# Red banana river



## fishicaltherapist (Mar 9, 2013)

Nice to spend time with your Dad, enjoy every minute. Mmmmm, fish tacoooooooos!!!


----------



## redjim (Oct 16, 2012)

Shannon, looks like a great day!


----------



## grovesnatcher (Sep 25, 2007)

It's nice weather right now but the waters dirty. Can't wait till it clears up. Seems like all the fish are near the mangroves. We fished some docks also but nothing seem to be there. My dad was on fire he hooked up multiple times, so it was great to watch him smile and laugh. He used to take me as a kid and gave me the love for the outdoors.


----------



## Shadowcast (Feb 26, 2008)

Nice reds! Looks like Jones Creek. If so I love that spot!


----------



## rw29914 (Jan 14, 2011)

Hi Shannon, I hope all is well & that you had a great trip down to Islamorada.
Priceless moments with your dad and family is what it is really all about. 
It's really a bonus when the fishing is good. 
I had a great Redfish trip 2 weeks ago with my 14 year old son in Sebastian.
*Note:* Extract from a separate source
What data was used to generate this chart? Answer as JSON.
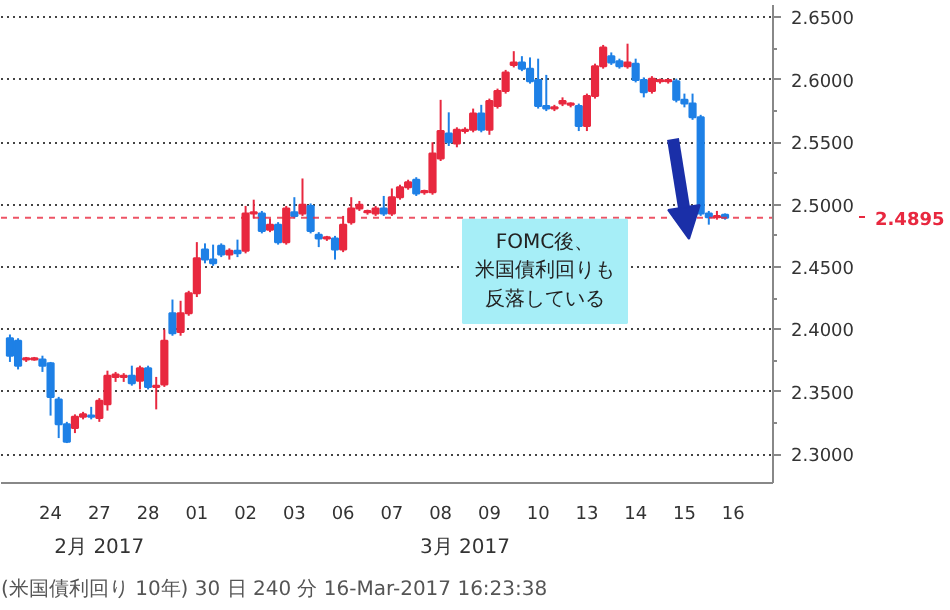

The fish were really turned on with the mullet run.
Looking forward to getting together with you to fish.
Take care
Rich


----------



## grovesnatcher (Sep 25, 2007)

Thanks any time you want to fish let me know. Today was a epic beach day. Tarpon, sharks, big reds, blue fish, triple tail. The mullet run is in full effect.


----------



## fishicaltherapist (Mar 9, 2013)

Mullet in the Gullet starring Grovesnatcher! Great day!


----------